Gold prices edged lower on Wednesday, pressured by a stronger dollar and a rise in bond yields, while investors cautiously looked forward to US inflation data that could influence the Federal Reserve’s timeline to taper monetary support.
Spot gold was down 0.2% at $1,725.98 per ounce by 0048 GMT, while US gold futures fell 0.2% to $1,728 per ounce.
The dollar index held firm near three-week high against its rivals, making gold more expensive for holders of other currencies.
US Treasury yields hit their highest levels since mid-July after the US Senate passed a massive infrastructure bill. Higher bond yields increase the opportunity cost of holding non-interest bearing gold.
The Democratic-controlled US Senate on Tuesday passed a massive infrastructure bill and immediately kicked off debate on a $3.5 trillion spending blueprint.
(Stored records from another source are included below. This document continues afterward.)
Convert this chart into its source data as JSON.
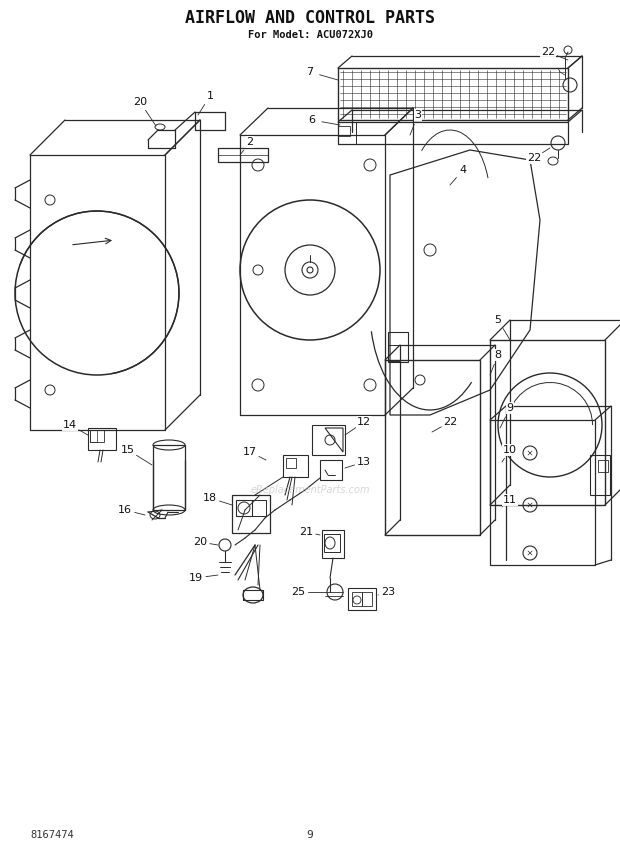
{
  "title": "AIRFLOW AND CONTROL PARTS",
  "subtitle": "For Model: ACU072XJ0",
  "part_number": "8167474",
  "page_number": "9",
  "bg_color": "#ffffff",
  "lc": "#2a2a2a",
  "figsize": [
    6.2,
    8.56
  ],
  "dpi": 100,
  "watermark": "eReplacementParts.com",
  "watermark_color": "#bbbbbb"
}
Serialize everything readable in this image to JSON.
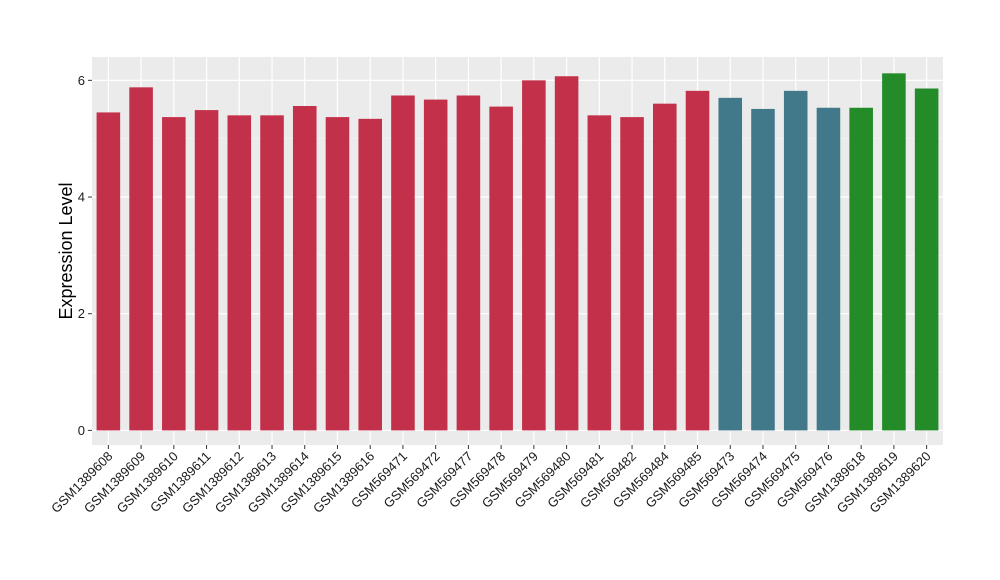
{
  "chart_data": {
    "type": "bar",
    "title": "",
    "xlabel": "",
    "ylabel": "Expression Level",
    "ylim": [
      -0.25,
      6.4
    ],
    "yticks": [
      0,
      2,
      4,
      6
    ],
    "grid": true,
    "legend": "none",
    "background": "#ebebeb",
    "grid_major_color": "#ffffff",
    "categories": [
      "GSM1389608",
      "GSM1389609",
      "GSM1389610",
      "GSM1389611",
      "GSM1389612",
      "GSM1389613",
      "GSM1389614",
      "GSM1389615",
      "GSM1389616",
      "GSM569471",
      "GSM569472",
      "GSM569477",
      "GSM569478",
      "GSM569479",
      "GSM569480",
      "GSM569481",
      "GSM569482",
      "GSM569484",
      "GSM569485",
      "GSM569473",
      "GSM569474",
      "GSM569475",
      "GSM569476",
      "GSM1389618",
      "GSM1389619",
      "GSM1389620"
    ],
    "values": [
      5.45,
      5.88,
      5.37,
      5.49,
      5.4,
      5.4,
      5.56,
      5.37,
      5.34,
      5.74,
      5.67,
      5.74,
      5.55,
      6.0,
      6.07,
      5.4,
      5.37,
      5.6,
      5.82,
      5.7,
      5.51,
      5.82,
      5.53,
      5.53,
      6.12,
      5.86
    ],
    "bar_colors": [
      "#c3304a",
      "#c3304a",
      "#c3304a",
      "#c3304a",
      "#c3304a",
      "#c3304a",
      "#c3304a",
      "#c3304a",
      "#c3304a",
      "#c3304a",
      "#c3304a",
      "#c3304a",
      "#c3304a",
      "#c3304a",
      "#c3304a",
      "#c3304a",
      "#c3304a",
      "#c3304a",
      "#c3304a",
      "#41788a",
      "#41788a",
      "#41788a",
      "#41788a",
      "#238b28",
      "#238b28",
      "#238b28"
    ]
  }
}
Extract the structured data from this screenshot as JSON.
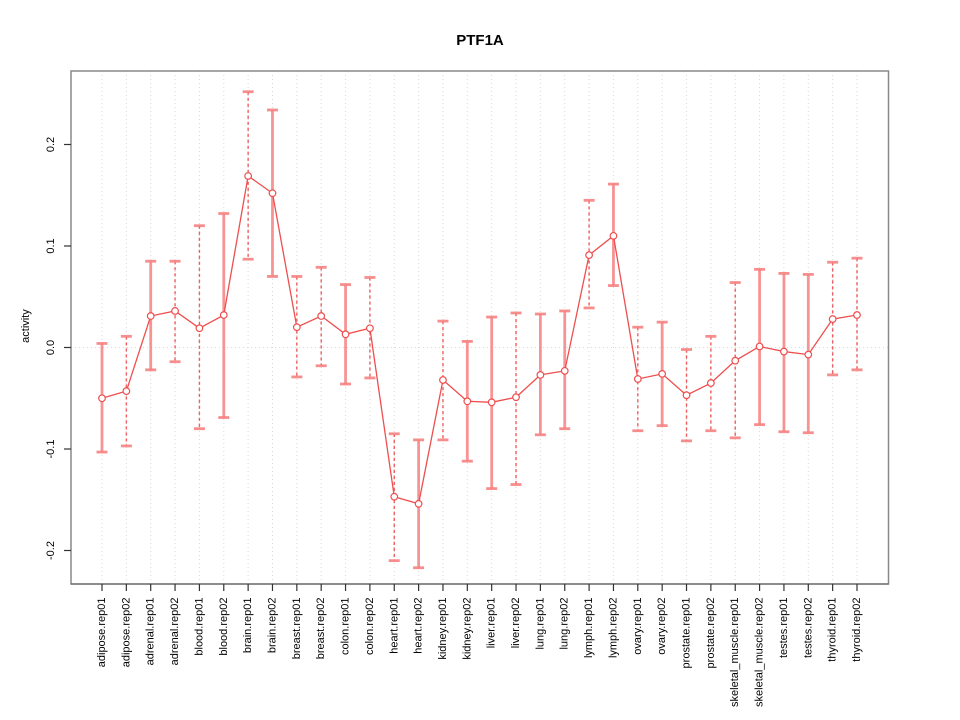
{
  "chart_data": {
    "type": "line",
    "title": "PTF1A",
    "xlabel": "",
    "ylabel": "activity",
    "ylim": [
      -0.233,
      0.273
    ],
    "yticks": [
      0.2,
      0.1,
      0.0,
      -0.1,
      -0.2
    ],
    "ytick_labels": [
      "0.2",
      "0.1",
      "0.0",
      "-0.1",
      "-0.2"
    ],
    "grid": "vertical-dotted",
    "zero_line_dotted": true,
    "legend": "none",
    "marker": "open-circle",
    "colors": {
      "line": "#ee4e4e",
      "error_bar": "#f78282",
      "grid": "#d8d8d8",
      "box": "#888888",
      "tick": "#333333",
      "text": "#000000"
    },
    "categories": [
      "adipose.rep01",
      "adipose.rep02",
      "adrenal.rep01",
      "adrenal.rep02",
      "blood.rep01",
      "blood.rep02",
      "brain.rep01",
      "brain.rep02",
      "breast.rep01",
      "breast.rep02",
      "colon.rep01",
      "colon.rep02",
      "heart.rep01",
      "heart.rep02",
      "kidney.rep01",
      "kidney.rep02",
      "liver.rep01",
      "liver.rep02",
      "lung.rep01",
      "lung.rep02",
      "lymph.rep01",
      "lymph.rep02",
      "ovary.rep01",
      "ovary.rep02",
      "prostate.rep01",
      "prostate.rep02",
      "skeletal_muscle.rep01",
      "skeletal_muscle.rep02",
      "testes.rep01",
      "testes.rep02",
      "thyroid.rep01",
      "thyroid.rep02"
    ],
    "series": [
      {
        "name": "activity",
        "values": [
          -0.05,
          -0.043,
          0.031,
          0.036,
          0.019,
          0.032,
          0.169,
          0.152,
          0.02,
          0.031,
          0.013,
          0.019,
          -0.147,
          -0.154,
          -0.032,
          -0.053,
          -0.054,
          -0.049,
          -0.027,
          -0.023,
          0.091,
          0.11,
          -0.031,
          -0.026,
          -0.047,
          -0.035,
          -0.013,
          0.001,
          -0.004,
          -0.007,
          0.028,
          0.032
        ],
        "upper": [
          0.004,
          0.011,
          0.085,
          0.085,
          0.12,
          0.132,
          0.252,
          0.234,
          0.07,
          0.079,
          0.062,
          0.069,
          -0.085,
          -0.091,
          0.026,
          0.006,
          0.03,
          0.034,
          0.033,
          0.036,
          0.145,
          0.161,
          0.02,
          0.025,
          -0.002,
          0.011,
          0.064,
          0.077,
          0.073,
          0.072,
          0.084,
          0.088
        ],
        "lower": [
          -0.103,
          -0.097,
          -0.022,
          -0.014,
          -0.08,
          -0.069,
          0.087,
          0.07,
          -0.029,
          -0.018,
          -0.036,
          -0.03,
          -0.21,
          -0.217,
          -0.091,
          -0.112,
          -0.139,
          -0.135,
          -0.086,
          -0.08,
          0.039,
          0.061,
          -0.082,
          -0.077,
          -0.092,
          -0.082,
          -0.089,
          -0.076,
          -0.083,
          -0.084,
          -0.027,
          -0.022
        ],
        "error_style": [
          "solid",
          "dashed",
          "solid",
          "dashed",
          "dashed",
          "solid",
          "dashed",
          "solid",
          "dashed",
          "dashed",
          "solid",
          "dashed",
          "dashed",
          "solid",
          "dashed",
          "solid",
          "solid",
          "dashed",
          "solid",
          "solid",
          "dashed",
          "solid",
          "dashed",
          "solid",
          "dashed",
          "dashed",
          "dashed",
          "solid",
          "solid",
          "solid",
          "dashed",
          "dashed"
        ]
      }
    ]
  }
}
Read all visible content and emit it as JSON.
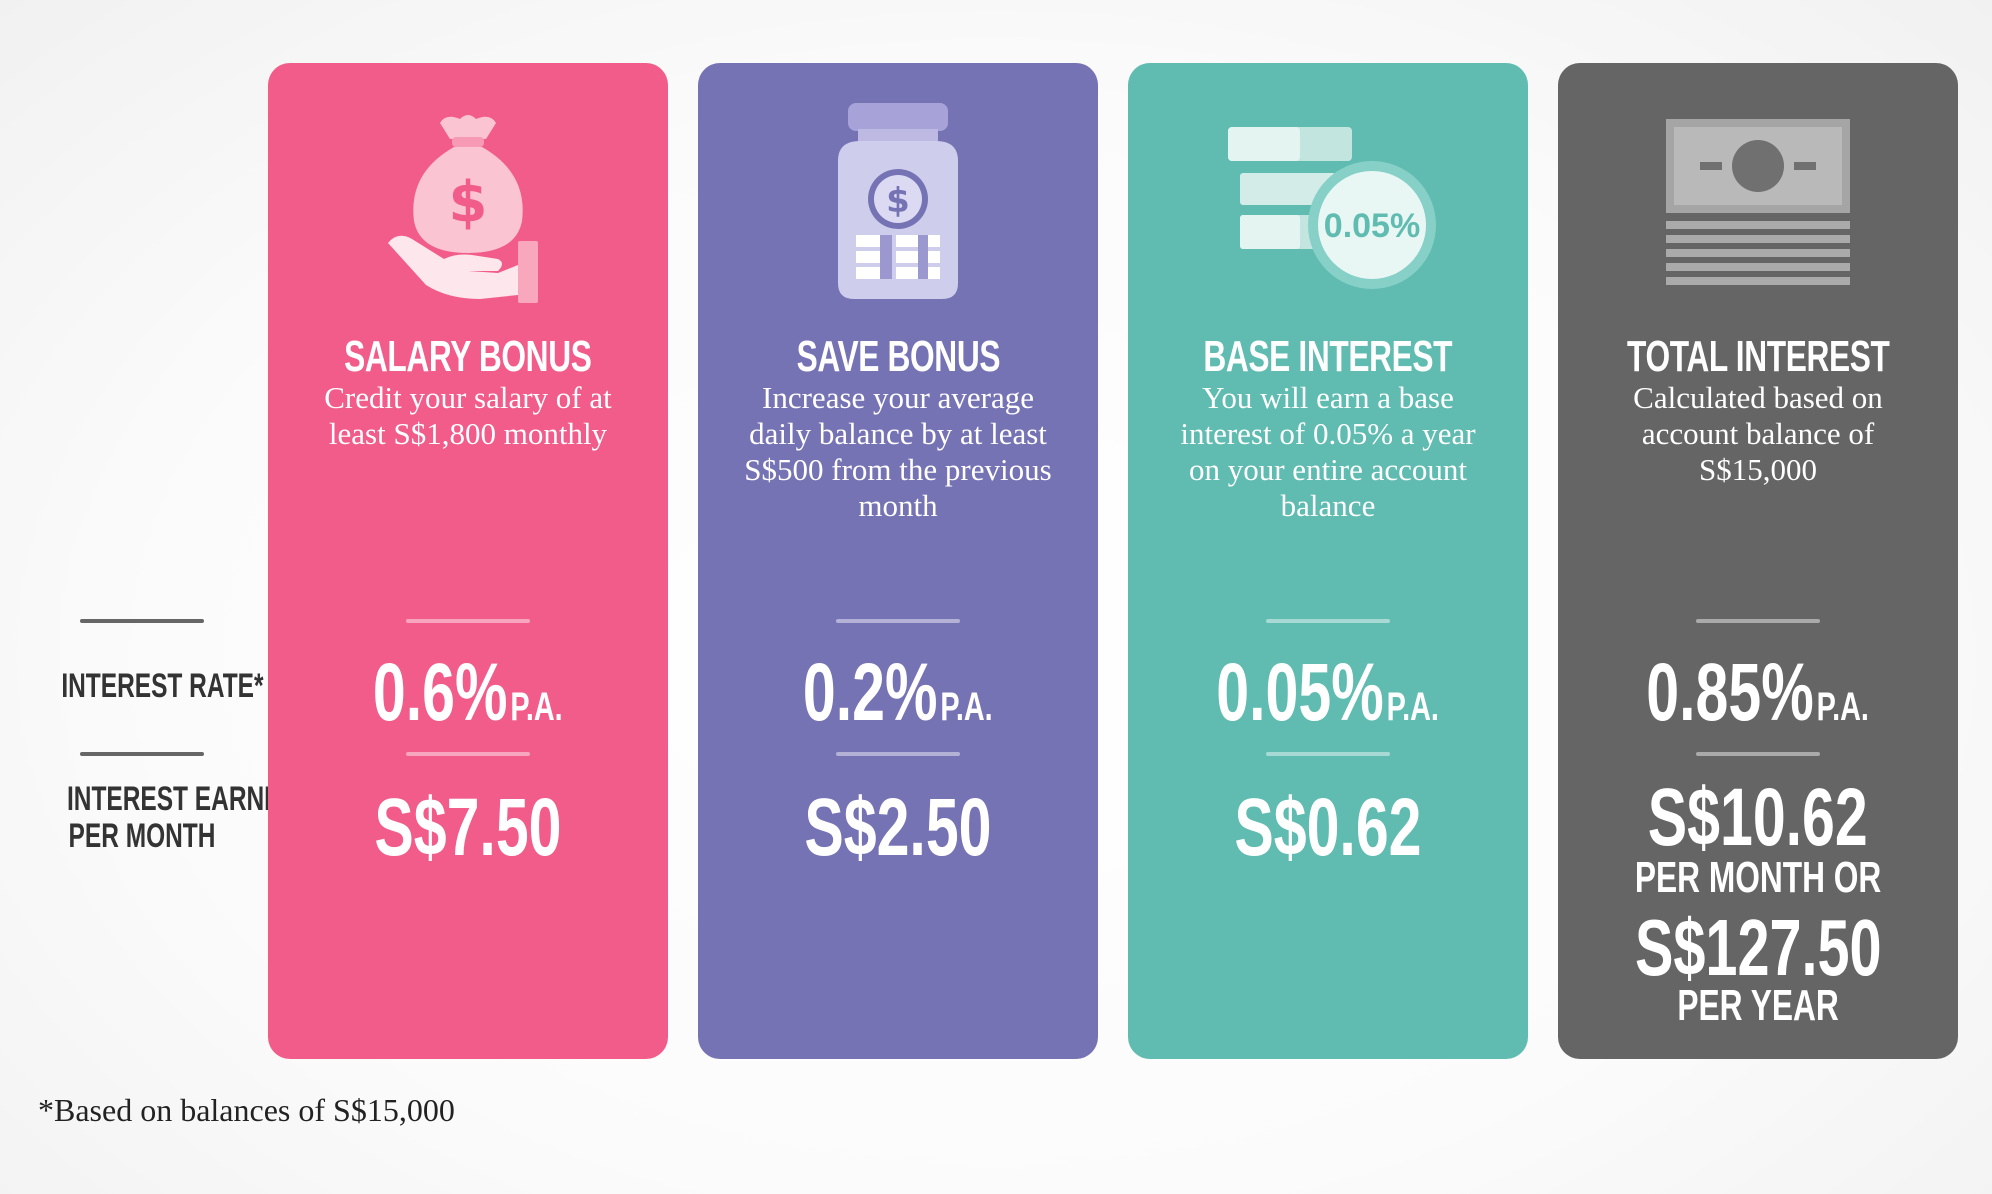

Wall Street rose, with both the blue-chip Dow and benchmark S&P 500 closing at record highs, as economically sensitive value stocks gained with the US Senate’s passage of a $1 trillion bipartisan infrastructure package.
Investors now await the monthly US personal consumption report due later in the day to gauge inflationary pressure.
The current inflation spike shouldn’t push the Fed to tighten monetary policy prematurely, with more months of labour data needed before any changes, Chicago Fed president Charles Evans said.
Indications in recent days of an improving labour market has raised fears of a sooner-than-expected US interest rate hike, sending gold prices to a four-month low on Monday.
Gold is viewed as a hedge against higher inflation, but a Fed rate hike would dull bullion’s appeal as that would increase the opportunity cost of holding the non-yielding metal.
Silver eased 0.1% to $23.29 per ounce. Platinum rose 0.7% to $1,001.92 and palladium was steady at $2,640.75.